En 1976, el primer año sin el dictador, se inició con una ola de movilizaciones nunca vista en Baleares. Los primeros en alzar la voz fueron los numerosos parados de la crisis del petróleo de 1973. Después sería el turno de los trabajadores de la hostelería, los transportes y la enseñanza, que reclamaron mejoras salariales
PalmaEl 20 de noviembre de 1975, el día que falleció Franco, en Baleares había unos 5.000 parados, que, desde la crisis internacional del petróleo de 1973, se sentían totalmente desamparados. Al cabo de tres semanas, el 13 de enero de 1976, una cincuentena decidió manifestar su malestar en el gobierno de Arias Navarro encerrándose en la iglesia de Sant Miquel de Palma. Lo hicieron con la complicidad del obispo de Mallorca Teodor Úbeda. Al día siguiente ya fueron desalojados a porrazo por la Policía, que seguía órdenes del gobernador civil Carlos de Meer.
Aquel cierre supondría un hito importante en el movimiento obrero en las Islas. Así lo asegura el historiador Pere Josep Garcia Munar, recién publicado Obreros y sindicatos, de la dictadura a la democracia. Mallorca, 1968-1981 (Ediciones Documenta Balear): "Aglutinó el apoyo de buena parte de la sociedad y de las organizaciones antifranquistas. Su principal consecuencia fue la destitución, diez días después, de De Mer, que había sido fuertemente criticado por el obispo Úbeda. Fue el inicio de una lucha que, en su primer año, estaría marcada por el épico. Para aquellas primeras víctimas del monocultivo turístico, en 1976 el cura obrero Jaume Santandreu inauguró en Palma el albergue de la Sapiencia. Dos años después, abriría el centro de acogida Can Gazà, en el Secar de la Real. En los años 60, en el Arenal, Santandreu ya se había implicado en la atención a peninsulares que vivían en condiciones de esclavitud en los hoteles. Lo hizo desde un proyecto pionero, favorecido por Cáritas, llamado Acogiments y que tendría el apoyo de otro cura obrero, Francesc Obrador.
'Salarios dignos, trabajo estable'
En 1976, a las puertas de la llamada Transición, los trabajadores que habían sobrevivido a la crisis de 1973 tenían muchas esperanzas depositadas en los nuevos convenios colectivos que se estaban negociando. El Sindicato Vertical, adscrito a la dictadura, sería cada vez más eclipsado por el sindicalismo clandestino liderado por USO, CCOO y ASUDTH (Alternativa por un Sindicato Unitario y Democrático de Trabajadores de Hostelería). "Ante la incertidumbre del momento –afirma García–, la Policía solía hacer la vista gorda con aquellos sindicatos. Los hubo que aprovecharan la ocasión para exigir también amnistía para los presos políticos, sindicatos libres y la restitución de la democracia".
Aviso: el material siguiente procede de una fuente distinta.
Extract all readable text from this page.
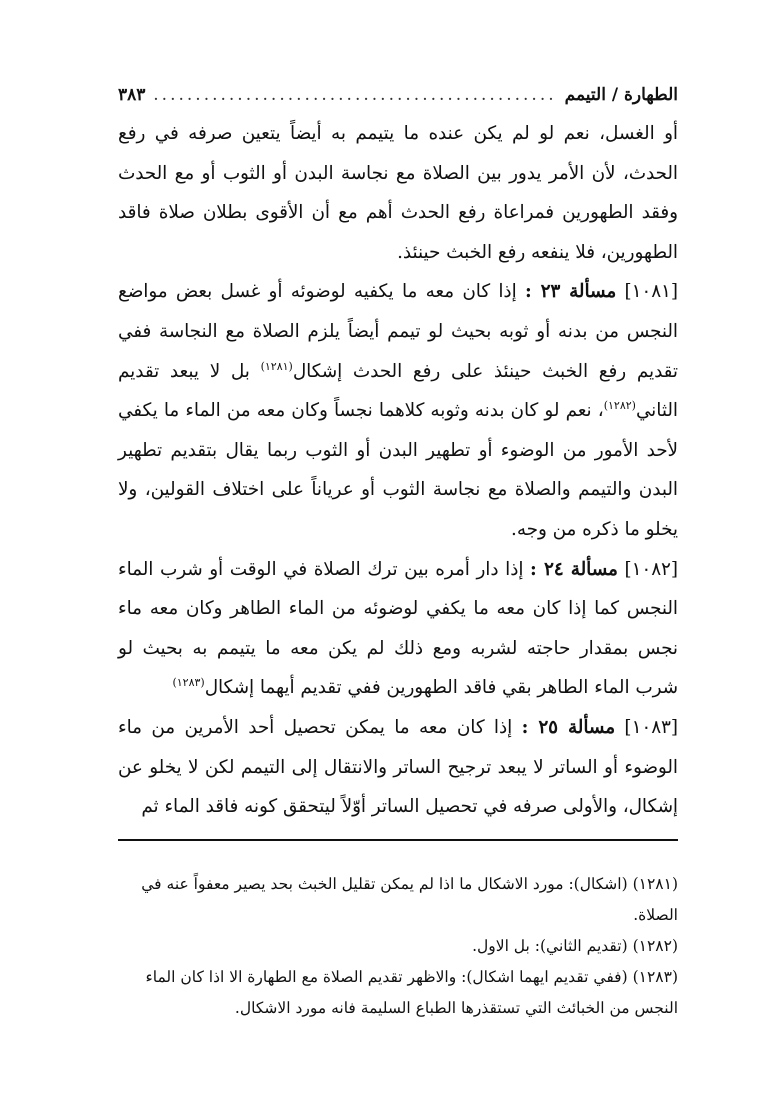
الطهارة / التيمم
.....
٣٨٣

أو الغسل، نعم لو لم يكن عنده ما يتيمم به أيضاً يتعين صرفه في رفع الحدث، لأن الأمر يدور بين الصلاة مع نجاسة البدن أو الثوب أو مع الحدث وفقد الطهورين فمراعاة رفع الحدث أهم مع أن الأقوى بطلان صلاة فاقد الطهورين، فلا ينفعه رفع الخبث حينئذ.

[١٠٨١] مسألة ٢٣ : إذا كان معه ما يكفيه لوضوئه أو غسل بعض مواضع النجس من بدنه أو ثوبه بحيث لو تيمم أيضاً يلزم الصلاة مع النجاسة ففي تقديم رفع الخبث حينئذ على رفع الحدث إشكال$^{(١٢٨١)}$ بل لا يبعد تقديم الثاني$^{(١٢٨٢)}$، نعم لو كان بدنه وثوبه كلاهما نجساً وكان معه من الماء ما يكفي لأحد الأمور من الوضوء أو تطهير البدن أو الثوب ربما يقال بتقديم تطهير البدن والتيمم والصلاة مع نجاسة الثوب أو عرياناً على اختلاف القولين، ولا يخلو ما ذكره من وجه.

[١٠٨٢] مسألة ٢٤ : إذا دار أمره بين ترك الصلاة في الوقت أو شرب الماء النجس كما إذا كان معه ما يكفي لوضوئه من الماء الطاهر وكان معه ماء نجس بمقدار حاجته لشربه ومع ذلك لم يكن معه ما يتيمم به بحيث لو شرب الماء الطاهر بقي فاقد الطهورين ففي تقديم أيهما إشكال$^{(١٢٨٣)}$

[١٠٨٣] مسألة ٢٥ : إذا كان معه ما يمكن تحصيل أحد الأمرين من ماء الوضوء أو الساتر لا يبعد ترجيح الساتر والانتقال إلى التيمم لكن لا يخلو عن إشكال، والأولى صرفه في تحصيل الساتر أوّلاً ليتحقق كونه فاقد الماء ثم

(١٢٨١) (اشكال): مورد الاشكال ما اذا لم يمكن تقليل الخبث بحد يصير معفواً عنه في الصلاة.

(١٢٨٢) (تقديم الثاني): بل الاول.

(١٢٨٣) (ففي تقديم ايهما اشكال): والاظهر تقديم الصلاة مع الطهارة الا اذا كان الماء النجس من الخبائث التي تستقذرها الطباع السليمة فانه مورد الاشكال.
Cargas policiales en el centro de Palma durante la huelga del 12 de noviembre de 1976.Arxiu CCOO
El 8 de abril, tres meses después de los sucesos de Sant Miquel, las calles de Palma vivieron una nueva movilización, que sería pionera en todo el Estado en el sector de la hostelería y la más masiva en Baleares desde la muerte de Franco. Cerca de 4.000 trabajadores participaron en una marcha de dos kilómetros desde el Molinar hasta la sede de Delegación de Trabajo. "La excusa –apunta el historiador– era protestar contra las campañas que hacían algunos hoteleros de ir a la Península a contratar personal. Los llevaban engañados, ya que les prometían buenos puestos de trabajo y bien remunerados. Con el paro existente, sin embargo, acababan teniendo unas condiciones laborales inferiores a las legales. comunitarias en los sótanos de los hoteles, en las conocidas 'llorigueres'. No fue en ningún caso una manifestación xenófoba, ya que entre los asistentes también había peninsulares". Los lemas de las pancartas reflejaban bien el carácter político de la convocatoria: 'Salarios dignos, trabajo estable', 'Los trabajadores no somos mercancía, control de la inmigración' o 'Abajo la explotación, arriba los salarios'. En un principio, los empresarios cedieron a acordar un pacto que después, sin embargo, no cumplieron. Fue con la amenaza de una huelga que finalmente dieron su brazo a torcer.
Los que también supieron jugar sus cartas fueron los conductores de buses privados. Era un sector importante porque se dedicaba al traslado de los turistas a los hoteles y llevarlos de excursión por toda la isla. Exigieron no hacer horas extras, aumento salarial y más días de vacaciones. "Ante la negativa de la patronal –afirma Garcia–, el 16 de julio iniciaron una huelga que provocó un auténtico caos en el aeropuerto. Las pérdidas llegaron a más de 100 millones de pesetas. A los cuatro días ya tenían el convenio colectivo con sus peticiones".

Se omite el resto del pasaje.